It’s either the best or worst time to be a technology leader. Interest in emerging technologies within enterprises is skyrocketing, from the C-suite down. Vice President and Principal Analyst Paul Miller highlighted this at a recent Forrester Technology & Innovation Summit, aptly titled “When You Should Invest In The Next Shiny Thing.” He noted, “We’re all being bombarded by amazing, new, cool innovations: generative AI, the metaverse, blockchain, NFTs, and whatever the next cool thing will be.” This bombardment isn’t just from the media and vendors but also from internal executive teams.
Identifying the right use cases for technology can be more challenging than it appears in today’s tech-enthusiastic environment. If you’re a CIO, you’ve likely heard comments like “We should do something with generative AI” or “Our competitor is using virtual reality” in meetings and had to hold back your response.
To build and present a strong business case for the right emerging technology, you must avoid the allure of the wrong technology or use case. The “shiny object syndrome” is prevalent and can be extremely costly. Take chatbots, for instance: your customer experience team may see productivity and cost-saving opportunities and push for widespread deployment. While chatbots can efficiently handle simple tasks like order status or account balance inquiries, expecting them to resolve complex or unique issues without providing another option can lead to customer frustration, a loss of trust, and brand damage. The same technology used in slightly different contexts can yield vastly different results.

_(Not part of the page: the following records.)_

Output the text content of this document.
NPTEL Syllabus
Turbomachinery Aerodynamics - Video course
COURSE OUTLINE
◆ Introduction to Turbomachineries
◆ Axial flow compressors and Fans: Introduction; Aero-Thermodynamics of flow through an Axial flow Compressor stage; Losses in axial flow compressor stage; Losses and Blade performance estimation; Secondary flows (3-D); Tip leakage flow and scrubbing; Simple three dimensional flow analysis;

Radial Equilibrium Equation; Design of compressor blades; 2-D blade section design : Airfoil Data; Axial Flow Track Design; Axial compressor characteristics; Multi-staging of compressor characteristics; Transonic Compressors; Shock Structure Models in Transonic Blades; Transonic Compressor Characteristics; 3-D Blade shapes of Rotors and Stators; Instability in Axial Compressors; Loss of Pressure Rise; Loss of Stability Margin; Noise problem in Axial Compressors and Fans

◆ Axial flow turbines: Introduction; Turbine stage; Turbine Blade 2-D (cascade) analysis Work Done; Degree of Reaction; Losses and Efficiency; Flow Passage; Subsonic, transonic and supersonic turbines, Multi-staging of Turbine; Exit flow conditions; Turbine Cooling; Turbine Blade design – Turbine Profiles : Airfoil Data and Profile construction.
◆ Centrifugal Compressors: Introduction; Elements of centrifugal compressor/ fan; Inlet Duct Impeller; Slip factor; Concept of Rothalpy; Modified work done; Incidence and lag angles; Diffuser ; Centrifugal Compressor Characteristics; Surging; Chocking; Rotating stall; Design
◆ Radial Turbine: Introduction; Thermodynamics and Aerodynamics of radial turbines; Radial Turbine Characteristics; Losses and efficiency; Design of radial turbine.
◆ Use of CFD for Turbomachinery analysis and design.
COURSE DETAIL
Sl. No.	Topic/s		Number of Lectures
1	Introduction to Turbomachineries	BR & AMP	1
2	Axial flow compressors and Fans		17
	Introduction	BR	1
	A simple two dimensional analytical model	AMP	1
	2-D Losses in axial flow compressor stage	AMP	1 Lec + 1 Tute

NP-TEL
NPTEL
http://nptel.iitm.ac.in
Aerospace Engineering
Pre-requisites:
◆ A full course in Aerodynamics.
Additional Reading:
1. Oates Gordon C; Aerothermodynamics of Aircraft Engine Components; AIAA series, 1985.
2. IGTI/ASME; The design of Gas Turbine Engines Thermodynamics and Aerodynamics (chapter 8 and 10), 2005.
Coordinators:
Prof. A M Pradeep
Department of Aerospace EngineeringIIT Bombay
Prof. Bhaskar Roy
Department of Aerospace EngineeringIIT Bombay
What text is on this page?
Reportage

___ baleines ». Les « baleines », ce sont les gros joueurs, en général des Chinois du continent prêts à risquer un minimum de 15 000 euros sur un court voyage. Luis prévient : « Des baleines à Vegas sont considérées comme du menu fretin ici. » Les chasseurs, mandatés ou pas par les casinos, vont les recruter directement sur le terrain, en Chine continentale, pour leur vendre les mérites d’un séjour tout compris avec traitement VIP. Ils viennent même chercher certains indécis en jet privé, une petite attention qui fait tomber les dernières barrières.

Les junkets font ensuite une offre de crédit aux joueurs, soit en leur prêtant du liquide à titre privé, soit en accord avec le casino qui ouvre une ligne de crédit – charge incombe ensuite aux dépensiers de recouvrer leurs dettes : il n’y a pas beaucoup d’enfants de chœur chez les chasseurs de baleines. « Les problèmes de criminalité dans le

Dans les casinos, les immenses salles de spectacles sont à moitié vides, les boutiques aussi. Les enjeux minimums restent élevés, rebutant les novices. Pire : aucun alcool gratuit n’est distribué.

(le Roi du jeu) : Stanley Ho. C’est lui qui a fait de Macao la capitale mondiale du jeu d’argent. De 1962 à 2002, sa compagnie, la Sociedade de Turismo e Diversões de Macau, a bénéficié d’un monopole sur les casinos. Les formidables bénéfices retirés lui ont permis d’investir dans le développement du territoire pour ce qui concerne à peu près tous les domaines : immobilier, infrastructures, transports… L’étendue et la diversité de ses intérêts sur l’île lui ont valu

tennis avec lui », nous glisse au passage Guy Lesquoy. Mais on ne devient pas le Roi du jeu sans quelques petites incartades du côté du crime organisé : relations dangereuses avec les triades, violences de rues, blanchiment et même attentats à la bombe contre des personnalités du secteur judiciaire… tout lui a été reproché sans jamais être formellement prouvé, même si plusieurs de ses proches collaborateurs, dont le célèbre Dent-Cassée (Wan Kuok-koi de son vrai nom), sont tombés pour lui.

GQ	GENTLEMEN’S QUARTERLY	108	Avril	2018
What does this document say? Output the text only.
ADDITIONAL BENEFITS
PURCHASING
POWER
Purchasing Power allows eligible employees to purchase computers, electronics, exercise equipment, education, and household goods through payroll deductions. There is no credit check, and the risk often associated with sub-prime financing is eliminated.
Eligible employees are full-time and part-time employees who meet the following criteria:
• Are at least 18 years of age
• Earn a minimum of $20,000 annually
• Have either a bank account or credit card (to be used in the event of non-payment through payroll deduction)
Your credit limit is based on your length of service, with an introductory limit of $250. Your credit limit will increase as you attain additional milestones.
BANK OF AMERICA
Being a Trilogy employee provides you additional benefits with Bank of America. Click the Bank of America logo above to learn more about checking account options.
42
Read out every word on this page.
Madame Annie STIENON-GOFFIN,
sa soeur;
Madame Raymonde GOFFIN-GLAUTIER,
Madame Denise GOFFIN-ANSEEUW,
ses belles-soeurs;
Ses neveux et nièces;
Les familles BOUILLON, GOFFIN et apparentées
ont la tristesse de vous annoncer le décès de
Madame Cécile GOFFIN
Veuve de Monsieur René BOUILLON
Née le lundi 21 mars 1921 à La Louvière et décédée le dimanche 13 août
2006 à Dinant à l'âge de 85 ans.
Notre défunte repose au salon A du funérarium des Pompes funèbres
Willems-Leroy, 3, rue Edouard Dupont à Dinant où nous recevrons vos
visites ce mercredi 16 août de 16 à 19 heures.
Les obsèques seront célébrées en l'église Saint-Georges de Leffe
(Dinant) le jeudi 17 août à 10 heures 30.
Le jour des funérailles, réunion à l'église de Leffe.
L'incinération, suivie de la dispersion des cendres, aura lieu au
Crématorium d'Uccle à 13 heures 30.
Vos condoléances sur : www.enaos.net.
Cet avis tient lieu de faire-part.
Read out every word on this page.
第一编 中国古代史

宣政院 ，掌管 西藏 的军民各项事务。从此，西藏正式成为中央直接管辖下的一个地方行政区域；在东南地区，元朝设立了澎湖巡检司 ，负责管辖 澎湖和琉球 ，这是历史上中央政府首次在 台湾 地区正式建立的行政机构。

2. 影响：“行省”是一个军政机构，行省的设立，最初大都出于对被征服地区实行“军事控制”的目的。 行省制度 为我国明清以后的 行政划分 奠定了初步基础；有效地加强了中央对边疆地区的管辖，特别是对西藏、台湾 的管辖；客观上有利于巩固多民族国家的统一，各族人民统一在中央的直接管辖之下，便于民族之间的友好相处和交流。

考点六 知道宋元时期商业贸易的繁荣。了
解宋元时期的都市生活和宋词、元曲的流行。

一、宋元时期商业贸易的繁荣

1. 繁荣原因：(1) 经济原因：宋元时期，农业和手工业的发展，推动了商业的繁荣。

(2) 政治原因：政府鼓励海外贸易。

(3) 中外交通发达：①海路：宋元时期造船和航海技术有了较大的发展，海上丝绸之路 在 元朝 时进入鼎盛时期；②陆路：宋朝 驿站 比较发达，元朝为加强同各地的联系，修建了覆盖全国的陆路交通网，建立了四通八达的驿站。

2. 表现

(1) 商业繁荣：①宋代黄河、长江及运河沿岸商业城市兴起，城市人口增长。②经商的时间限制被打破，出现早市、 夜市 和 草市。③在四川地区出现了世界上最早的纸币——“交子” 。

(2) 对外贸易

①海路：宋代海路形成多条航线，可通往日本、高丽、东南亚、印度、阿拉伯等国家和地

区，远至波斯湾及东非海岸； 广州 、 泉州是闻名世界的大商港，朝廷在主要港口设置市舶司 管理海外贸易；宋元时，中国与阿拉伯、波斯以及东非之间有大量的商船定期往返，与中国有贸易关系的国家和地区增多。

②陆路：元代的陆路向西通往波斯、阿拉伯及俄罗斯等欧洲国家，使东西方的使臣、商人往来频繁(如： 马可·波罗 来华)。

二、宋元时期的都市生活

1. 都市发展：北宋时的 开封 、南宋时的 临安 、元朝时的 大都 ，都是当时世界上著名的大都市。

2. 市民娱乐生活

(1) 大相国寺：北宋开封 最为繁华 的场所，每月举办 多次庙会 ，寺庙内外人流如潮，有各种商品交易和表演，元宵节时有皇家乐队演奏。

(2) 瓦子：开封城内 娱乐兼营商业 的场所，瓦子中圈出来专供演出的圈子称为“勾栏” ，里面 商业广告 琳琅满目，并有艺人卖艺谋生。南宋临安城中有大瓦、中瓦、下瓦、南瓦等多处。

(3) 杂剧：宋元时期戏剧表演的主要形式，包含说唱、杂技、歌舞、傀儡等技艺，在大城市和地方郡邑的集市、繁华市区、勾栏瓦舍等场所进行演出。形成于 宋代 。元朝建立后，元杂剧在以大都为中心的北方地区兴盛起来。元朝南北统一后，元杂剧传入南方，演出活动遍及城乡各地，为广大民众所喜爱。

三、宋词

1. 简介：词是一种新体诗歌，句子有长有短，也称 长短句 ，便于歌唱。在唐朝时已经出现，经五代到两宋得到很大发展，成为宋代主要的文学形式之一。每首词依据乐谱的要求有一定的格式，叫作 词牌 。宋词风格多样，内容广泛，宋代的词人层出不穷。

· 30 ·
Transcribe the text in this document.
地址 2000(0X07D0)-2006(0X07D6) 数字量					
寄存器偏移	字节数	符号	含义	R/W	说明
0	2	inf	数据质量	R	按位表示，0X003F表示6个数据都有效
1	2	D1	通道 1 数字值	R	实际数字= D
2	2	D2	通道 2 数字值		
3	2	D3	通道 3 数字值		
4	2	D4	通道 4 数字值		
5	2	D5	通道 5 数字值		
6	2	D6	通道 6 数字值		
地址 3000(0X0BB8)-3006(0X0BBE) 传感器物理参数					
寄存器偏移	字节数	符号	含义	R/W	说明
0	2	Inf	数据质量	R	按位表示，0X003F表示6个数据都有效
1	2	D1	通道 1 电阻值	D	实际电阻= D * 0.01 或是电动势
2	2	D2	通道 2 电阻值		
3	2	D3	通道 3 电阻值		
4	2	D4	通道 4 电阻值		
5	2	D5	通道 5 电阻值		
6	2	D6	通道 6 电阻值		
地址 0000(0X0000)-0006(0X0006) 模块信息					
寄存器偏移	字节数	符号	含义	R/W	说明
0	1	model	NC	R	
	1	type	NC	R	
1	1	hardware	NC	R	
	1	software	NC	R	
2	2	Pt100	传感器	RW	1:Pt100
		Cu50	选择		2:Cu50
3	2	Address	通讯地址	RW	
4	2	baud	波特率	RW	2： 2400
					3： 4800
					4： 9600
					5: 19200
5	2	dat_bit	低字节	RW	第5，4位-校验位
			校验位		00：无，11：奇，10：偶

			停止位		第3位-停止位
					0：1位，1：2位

So, how do you avoid the wrong technology path? Evaluating an emerging technology’s ability to deliver desired benefits involves three key factors: catalysts, dependencies, and inhibitors. This forms the basis of Forrester’s CaDI (catalysts, dependencies, and inhibitors) analysis framework.
The CaDI framework helps technology teams differentiate between distractions and genuine opportunities:
- Catalysts: These are factors that accelerate technology development, bringing it to market sooner or making previously overlooked technologies relevant. For example, machine learning and AI growth was catalyzed by cloud computing and GPU programming languages like CUDA.
- Dependencies: These are required factors for a technology to achieve its expected outcomes. This could include hardware adoption for extended reality or the availability of labeled datasets for AI. Without these, the technology may function but won’t create value.
- Inhibitors: These are factors that undermine the opportunities created by technology, such as high prices at early adoption stages or the need for new hardware or data sharing for technology to achieve its goals.
For example, analyzing TuringBots for software acceleration through CaDI reveals powerful catalysts, dependencies, and inhibitors. Generative AI models learning from billions of lines of open-source code dramatically accelerate TuringBots. However, many augmented coding tools need more training and language-specific models to reach their full potential. This opens opportunities like designer TuringBots that can turn simple sketches and natural language into front-end code with fewer dependencies and inhibitors.